Belawan ,KoranM24— Komando Daerah Angkatan Laut I (Kodaeral I) menegaskan komitmennya untuk memastikan proses penerimaan prajurit TNI Angkatan Laut berlangsung bersih, transparan, objektif, akuntabel, dan berintegritas.

Komitmen tersebut ditandai dengan penandatanganan Pakta Integritas penerimaan Calon Bintara (Caba) PK Pria dan Calon Tamtama (Cata) PK TNI AL Gelombang III Tahun Anggaran 2026 Panda Kodaeral I, Kamis (20/8/2026).
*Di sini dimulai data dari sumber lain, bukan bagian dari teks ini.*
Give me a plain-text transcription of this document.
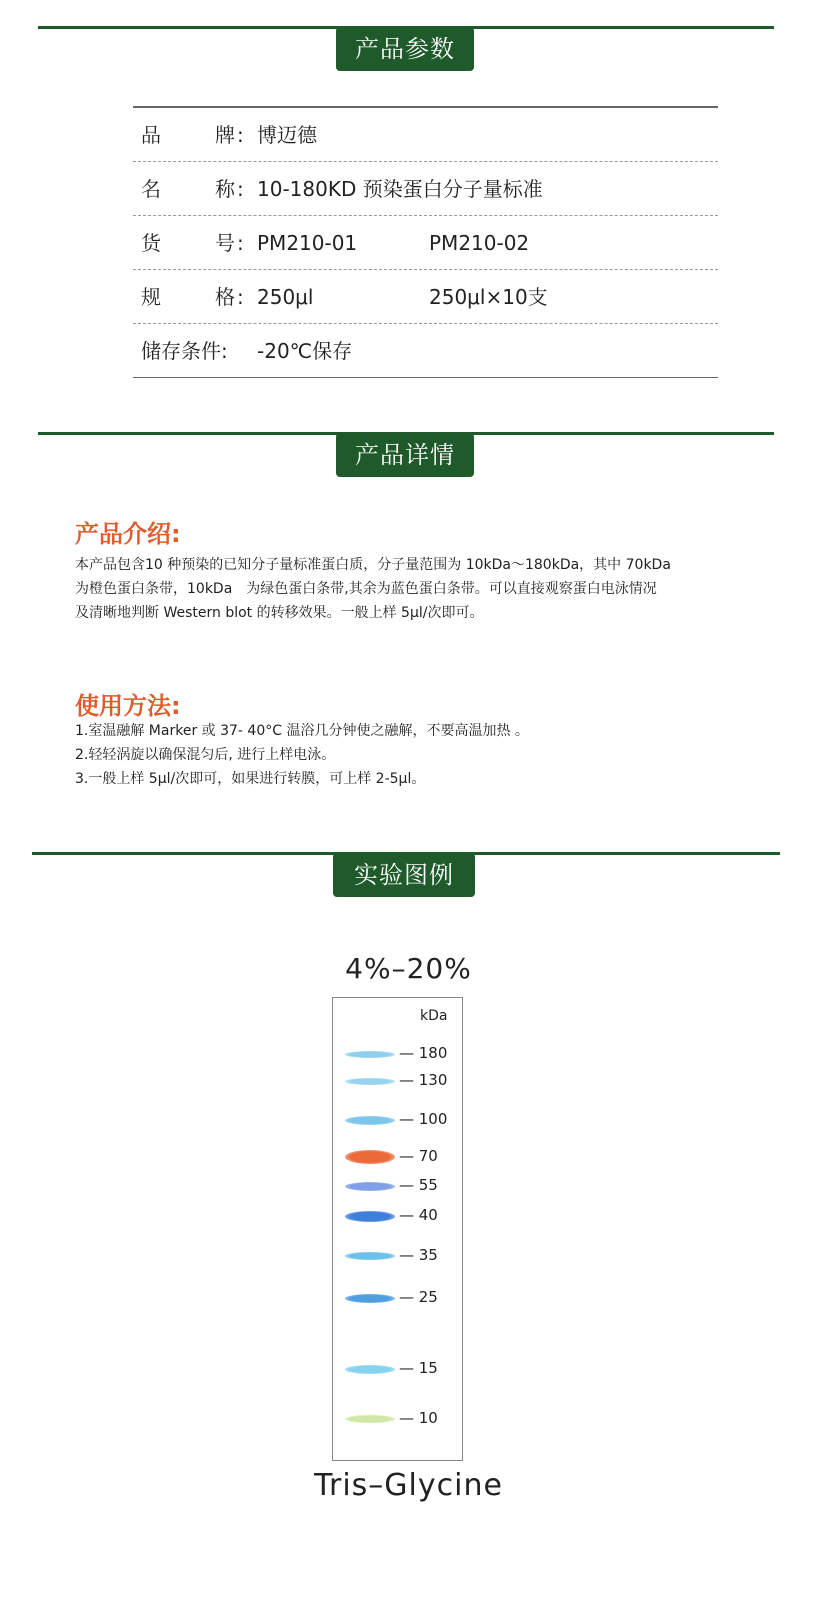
产品参数
品	牌 : 博迈德
名	称 : 10-180KD 预染蛋白分子量标准
货	号 : PM210-01	PM210-02
规	格 : 250μl	250μl×10支
储存条件: -20℃保存
产品详情
产品介绍:
本产品包含10 种预染的已知分子量标准蛋白质，分子量范围为 10kDa～180kDa，其中 70kDa
为橙色蛋白条带，10kDa　为绿色蛋白条带,其余为蓝色蛋白条带。可以直接观察蛋白电泳情况
及清晰地判断 Western blot 的转移效果。一般上样 5μl/次即可。
使用方法:
1.室温融解 Marker 或 37- 40°C 温浴几分钟使之融解，不要高温加热 。
2.轻轻涡旋以确保混匀后, 进行上样电泳。
3.一般上样 5μl/次即可，如果进行转膜，可上样 2-5μl。
实验图例
4%–20%
kDa
— 180
— 130
— 100
— 70
— 55
— 40
— 35
— 25
— 15
— 10
Tris–Glycine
Dalam kegiatan itu, sambutan Komandan Kodaeral I Laksamana Muda TNI Deny Septiana, S.I.P., M.A.P., dibacakan Wakil Komandan Kodaeral I Brigjen TNI (Mar) Ali Bahar Saragih, S.E., M.M.
Penandatanganan Pakta Integritas menjadi bentuk keseriusan Kodaeral I dalam menjaga proses seleksi agar berjalan profesional serta memberikan kesempatan yang sama kepada seluruh peserta untuk meraih cita-cita menjadi prajurit TNI AL.
Dalam sambutannya, Komandan Kodaeral I menyampaikan bahwa Pakta Integritas merupakan langkah konkret TNI Angkatan Laut dalam mendukung pelaksanaan Reformasi Birokrasi dan mewujudkan tata kelola pemerintahan yang bersih, transparan, dan akuntabel.
Komitmen tersebut juga diarahkan untuk mencegah praktik korupsi, kolusi, dan nepotisme (KKN) dalam seluruh tahapan penerimaan. Informasi mengenai proses penerimaan prajurit juga terus dipublikasikan secara luas agar masyarakat dapat mengakses informasi secara terbuka.
Pada penerimaan Caba PK Pria dan Cata PK TNI AL Gelombang III TA 2026 Panda Kodaeral I, tercatat sebanyak 2.362 peserta telah melakukan pendaftaran secara daring. Jumlah tersebut terdiri dari 1.791 Caba PK Pria dan 571 Cata PK.
Para peserta berasal dari wilayah Panda Belawan serta Subpanda Lhokseumawe, Dumai, Tanjung Balai Asahan, dan Simeulue.
Dari jumlah tersebut, sebanyak 689 peserta telah melaksanakan validasi, terdiri atas 508 Caba PK Pria dan 181 Cata PK.
Tingginya jumlah pendaftar menunjukkan besarnya minat generasi muda untuk mengabdikan diri kepada bangsa dan negara melalui TNI Angkatan Laut.
Kodaeral I memastikan seluruh tahapan seleksi dilaksanakan secara objektif, transparan, akuntabel, bersih, dan bebas dari segala bentuk penyimpangan.
Seleksi tidak semata-mata mengejar jumlah peserta yang diterima, tetapi diarahkan untuk menjaring calon prajurit terbaik yang memiliki kemampuan, kualitas, mental, disiplin, integritas, serta semangat pengabdian.
Melalui pelaksanaan Pakta Integritas tersebut, Kodaeral I juga menegaskan bahwa kesempatan menjadi prajurit TNI AL harus diperoleh berdasarkan kemampuan dan prestasi, bukan melalui praktik yang bertentangan dengan ketentuan.
Langkah tersebut sekaligus menjadi bagian dari upaya Kodaeral I menjaga kepercayaan masyarakat terhadap proses rekrutmen prajurit TNI AL.